Peter Weiss - Art and Literature

Art and Literature

Weiss' first art exhibition took place in 1936. His first produced play was Der Turm in 1950. In 1952 he joined the Swedish Experimental Film Studio, where he made films for several years. During this period, he also taught painting at Stockholm's People's University, and illustrated a Swedish edition of The Book of One Thousand and One Nights. Since the early 1950s, Weiss also wrote prose. His work consists of short and intense novels with Kafkaesque details and feelings, often with autobiographical background. Among the short films by Weiss The Studio of Doctor Faust (1956) shows a persisting link of the emigrant Weiss to a German cultural background. One of the better known films made by Peter Weiss is the experimental production The Mirage (1959). In Paris, Weiss directed another film together with Barbro Boman called Play Girls or The Flamboyant Sex (Schwedische Mädchen in Paris or Verlockung in German) in 1960.

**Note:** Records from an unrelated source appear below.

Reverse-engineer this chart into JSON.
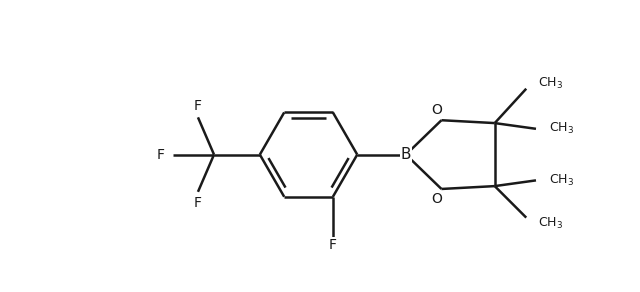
{
  "background_color": "#ffffff",
  "line_color": "#1a1a1a",
  "line_width": 1.8,
  "font_size": 10,
  "figsize": [
    6.4,
    2.92
  ],
  "dpi": 100,
  "xlim": [
    -3.8,
    7.2
  ],
  "ylim": [
    -2.2,
    2.8
  ]
}
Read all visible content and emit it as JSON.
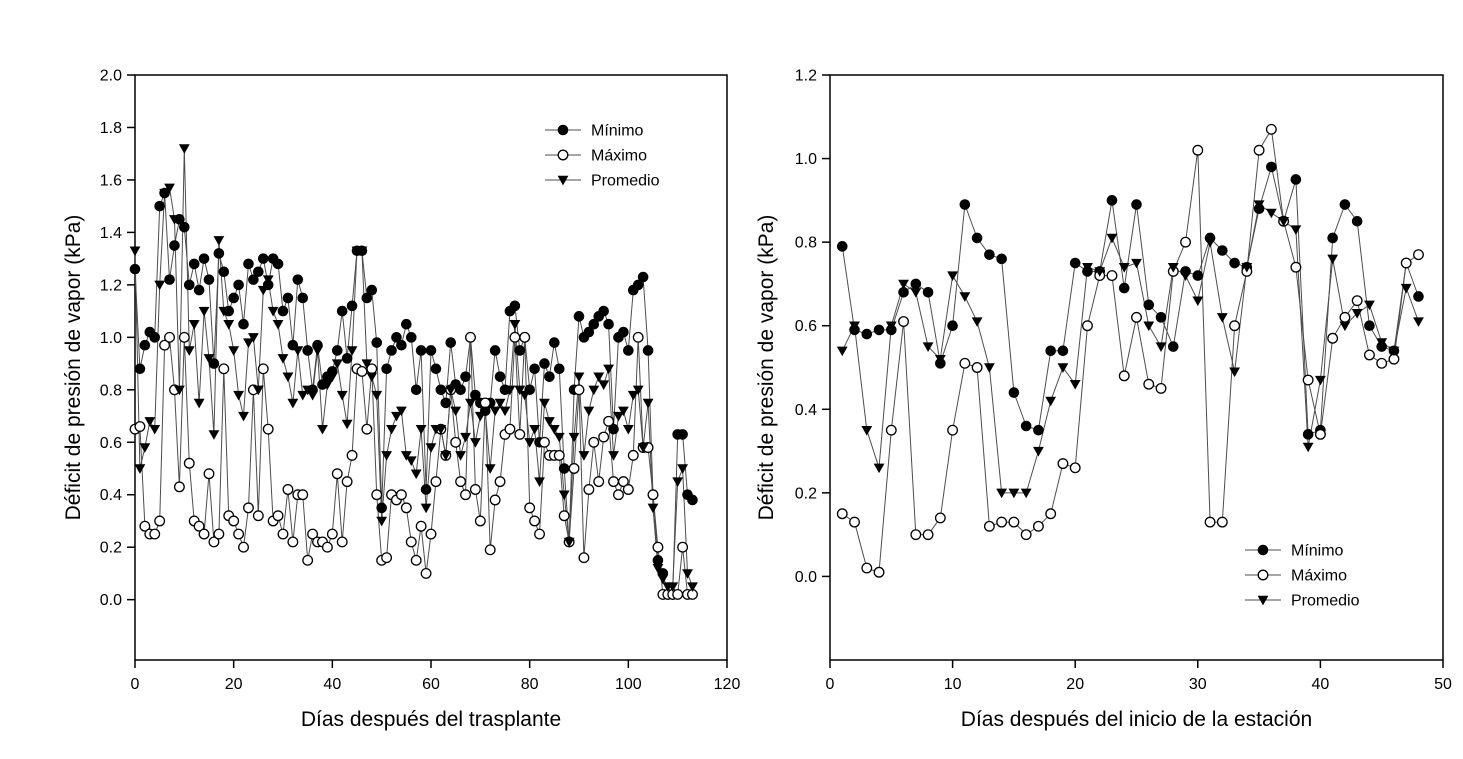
{
  "figure": {
    "background": "#ffffff",
    "marker_color": "#000000",
    "line_color": "#4d4d4d"
  },
  "chart_data": [
    {
      "id": "vpd-dias-trasplante",
      "type": "scatter",
      "connected": true,
      "grid": false,
      "title": "",
      "xlabel": "Días después del trasplante",
      "ylabel": "Déficit de presión de vapor (kPa)",
      "xlim": [
        0,
        120
      ],
      "xticks": [
        "0",
        "20",
        "40",
        "60",
        "80",
        "100",
        "120"
      ],
      "ylim": [
        0.0,
        2.0
      ],
      "yticks": [
        "0.0",
        "0.2",
        "0.4",
        "0.6",
        "0.8",
        "1.0",
        "1.2",
        "1.4",
        "1.6",
        "1.8",
        "2.0"
      ],
      "legend": {
        "position": "top-right",
        "entries": [
          "Mínimo",
          "Máximo",
          "Promedio"
        ]
      },
      "series": [
        {
          "name": "Mínimo",
          "marker": "filled-circle",
          "x_start": 0,
          "y": [
            1.26,
            0.88,
            0.97,
            1.02,
            1.0,
            1.5,
            1.55,
            1.22,
            1.35,
            1.45,
            1.42,
            1.2,
            1.28,
            1.18,
            1.3,
            1.22,
            0.9,
            1.32,
            1.25,
            1.1,
            1.15,
            1.2,
            1.05,
            1.28,
            1.22,
            1.25,
            1.3,
            1.2,
            1.3,
            1.28,
            1.1,
            1.15,
            0.97,
            1.22,
            1.15,
            0.95,
            0.8,
            0.97,
            0.82,
            0.85,
            0.87,
            0.95,
            1.1,
            0.92,
            1.12,
            1.33,
            1.33,
            1.15,
            1.18,
            0.98,
            0.35,
            0.88,
            0.95,
            1.0,
            0.97,
            1.05,
            1.0,
            0.8,
            0.95,
            0.42,
            0.95,
            0.88,
            0.8,
            0.75,
            0.98,
            0.82,
            0.8,
            0.85,
            1.0,
            0.78,
            0.75,
            0.72,
            0.75,
            0.95,
            0.85,
            0.8,
            1.1,
            1.12,
            0.95,
            1.0,
            0.8,
            0.88,
            0.6,
            0.9,
            0.85,
            0.98,
            0.88,
            0.5,
            0.22,
            0.8,
            1.08,
            1.0,
            1.02,
            1.05,
            1.08,
            1.1,
            1.05,
            0.65,
            1.0,
            1.02,
            0.95,
            1.18,
            1.2,
            1.23,
            0.95,
            0.4,
            0.15,
            0.1,
            0.02,
            0.02,
            0.63,
            0.63,
            0.4,
            0.38
          ]
        },
        {
          "name": "Máximo",
          "marker": "open-circle",
          "x_start": 0,
          "y": [
            0.65,
            0.66,
            0.28,
            0.25,
            0.25,
            0.3,
            0.97,
            1.0,
            0.8,
            0.43,
            1.0,
            0.52,
            0.3,
            0.28,
            0.25,
            0.48,
            0.22,
            0.25,
            0.88,
            0.32,
            0.3,
            0.25,
            0.2,
            0.35,
            0.8,
            0.32,
            0.88,
            0.65,
            0.3,
            0.32,
            0.25,
            0.42,
            0.22,
            0.4,
            0.4,
            0.15,
            0.25,
            0.22,
            0.22,
            0.2,
            0.25,
            0.48,
            0.22,
            0.45,
            0.55,
            0.88,
            0.87,
            0.65,
            0.88,
            0.4,
            0.15,
            0.16,
            0.4,
            0.38,
            0.4,
            0.35,
            0.22,
            0.15,
            0.28,
            0.1,
            0.25,
            0.45,
            0.65,
            0.55,
            0.8,
            0.6,
            0.45,
            0.4,
            1.0,
            0.42,
            0.3,
            0.75,
            0.19,
            0.38,
            0.45,
            0.63,
            0.65,
            1.0,
            0.63,
            1.0,
            0.35,
            0.3,
            0.25,
            0.6,
            0.55,
            0.55,
            0.55,
            0.32,
            0.22,
            0.5,
            0.8,
            0.16,
            0.42,
            0.6,
            0.45,
            0.62,
            0.68,
            0.45,
            0.4,
            0.45,
            0.42,
            0.55,
            1.0,
            0.58,
            0.58,
            0.4,
            0.2,
            0.02,
            0.02,
            0.02,
            0.02,
            0.2,
            0.02,
            0.02
          ]
        },
        {
          "name": "Promedio",
          "marker": "filled-triangle-down",
          "x_start": 0,
          "y": [
            1.33,
            0.5,
            0.58,
            0.68,
            0.65,
            1.2,
            1.55,
            1.57,
            1.45,
            0.8,
            1.72,
            0.95,
            1.05,
            0.75,
            1.1,
            0.92,
            0.63,
            1.37,
            1.1,
            1.05,
            0.95,
            0.78,
            0.7,
            0.98,
            1.0,
            0.8,
            1.18,
            1.22,
            1.1,
            1.05,
            0.92,
            0.85,
            0.75,
            0.95,
            0.78,
            0.8,
            0.78,
            0.95,
            0.65,
            0.82,
            0.85,
            0.9,
            0.78,
            0.67,
            0.95,
            1.33,
            1.33,
            0.9,
            0.85,
            0.78,
            0.3,
            0.55,
            0.65,
            0.7,
            0.72,
            0.55,
            0.53,
            0.48,
            0.65,
            0.35,
            0.58,
            0.65,
            0.65,
            0.55,
            0.8,
            0.72,
            0.55,
            0.62,
            0.75,
            0.6,
            0.7,
            0.72,
            0.5,
            0.72,
            0.75,
            0.72,
            0.8,
            1.05,
            0.8,
            0.78,
            0.6,
            0.65,
            0.45,
            0.75,
            0.68,
            0.65,
            0.62,
            0.4,
            0.22,
            0.62,
            0.85,
            0.55,
            0.72,
            0.8,
            0.85,
            0.82,
            0.88,
            0.55,
            0.7,
            0.72,
            0.65,
            0.78,
            0.8,
            0.58,
            0.75,
            0.35,
            0.12,
            0.08,
            0.05,
            0.05,
            0.45,
            0.5,
            0.1,
            0.05
          ]
        }
      ]
    },
    {
      "id": "vpd-dias-estacion",
      "type": "scatter",
      "connected": true,
      "grid": false,
      "title": "",
      "xlabel": "Días después del inicio de la estación",
      "ylabel": "Déficit de presión de vapor (kPa)",
      "xlim": [
        0,
        50
      ],
      "xticks": [
        "0",
        "10",
        "20",
        "30",
        "40",
        "50"
      ],
      "ylim": [
        0.0,
        1.2
      ],
      "yticks": [
        "0.0",
        "0.2",
        "0.4",
        "0.6",
        "0.8",
        "1.0",
        "1.2"
      ],
      "legend": {
        "position": "bottom-right",
        "entries": [
          "Mínimo",
          "Máximo",
          "Promedio"
        ]
      },
      "series": [
        {
          "name": "Mínimo",
          "marker": "filled-circle",
          "x_start": 1,
          "y": [
            0.79,
            0.59,
            0.58,
            0.59,
            0.59,
            0.68,
            0.7,
            0.68,
            0.51,
            0.6,
            0.89,
            0.81,
            0.77,
            0.76,
            0.44,
            0.36,
            0.35,
            0.54,
            0.54,
            0.75,
            0.73,
            0.73,
            0.9,
            0.69,
            0.89,
            0.65,
            0.62,
            0.55,
            0.73,
            0.72,
            0.81,
            0.78,
            0.75,
            0.74,
            0.88,
            0.98,
            0.85,
            0.95,
            0.34,
            0.35,
            0.81,
            0.89,
            0.85,
            0.6,
            0.55,
            0.54,
            0.75,
            0.67
          ]
        },
        {
          "name": "Máximo",
          "marker": "open-circle",
          "x_start": 1,
          "y": [
            0.15,
            0.13,
            0.02,
            0.01,
            0.35,
            0.61,
            0.1,
            0.1,
            0.14,
            0.35,
            0.51,
            0.5,
            0.12,
            0.13,
            0.13,
            0.1,
            0.12,
            0.15,
            0.27,
            0.26,
            0.6,
            0.72,
            0.72,
            0.48,
            0.62,
            0.46,
            0.45,
            0.73,
            0.8,
            1.02,
            0.13,
            0.13,
            0.6,
            0.73,
            1.02,
            1.07,
            0.85,
            0.74,
            0.47,
            0.34,
            0.57,
            0.62,
            0.66,
            0.53,
            0.51,
            0.52,
            0.75,
            0.77
          ]
        },
        {
          "name": "Promedio",
          "marker": "filled-triangle-down",
          "x_start": 1,
          "y": [
            0.54,
            0.6,
            0.35,
            0.26,
            0.6,
            0.7,
            0.68,
            0.55,
            0.52,
            0.72,
            0.67,
            0.61,
            0.5,
            0.2,
            0.2,
            0.2,
            0.3,
            0.42,
            0.5,
            0.46,
            0.74,
            0.73,
            0.81,
            0.74,
            0.75,
            0.6,
            0.55,
            0.74,
            0.72,
            0.66,
            0.8,
            0.62,
            0.49,
            0.74,
            0.89,
            0.87,
            0.85,
            0.83,
            0.31,
            0.47,
            0.76,
            0.6,
            0.63,
            0.65,
            0.56,
            0.54,
            0.69,
            0.61
          ]
        }
      ]
    }
  ]
}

Weiss' best-known work is the play Marat/Sade (1963), first performed in West Berlin in 1964, which brought him widespread international attention. The following year, the legendary director Peter Brook staged a famous production in London which subsequently transferred to New York City. The play examines the power in society through two extremely different historical persons, Jean-Paul Marat, a brutal hero of the French Revolution, and the Marquis de Sade, for whom sadism was named. In Marat/Sade, Weiss uses the technique of presenting a play within a play: "Our play's chief aim has been to take to bits great propositions and their opposites, see how they work, and let them fight it out."

In 1965, Weiss wrote the documentary play The Investigation (Die Ermittlung) on the Frankfurt Auschwitz Trials. A translation of Weiss' The Investigation was performed at London's Young Vic theater by a Rwandan company in November 2007. The production presented a dramatic contrast between the play's view on the Holocaust and the Rwandan actors' own experience with their nation's genocide.

Between 1971 and 1981 Weiss was working on his three part novel on the European resistance against Nazi Germany, The Aesthetics of Resistance.

Weiss was honored with the Charles Veillon Award, 1963; the Lessing Prize, 1965; the Heinrich Mann Prize, 1966; the Carl Albert Anderson Prize, 1967; the Thomas Dehler Prize, 1978; the Cologne Literature Prize, 1981; the Bremen Literature Prize, 1982; the De Nios Prize, 1982; the Swedish Theatre Critics Prize, 1982; and the Georg Büchner Prize, 1982.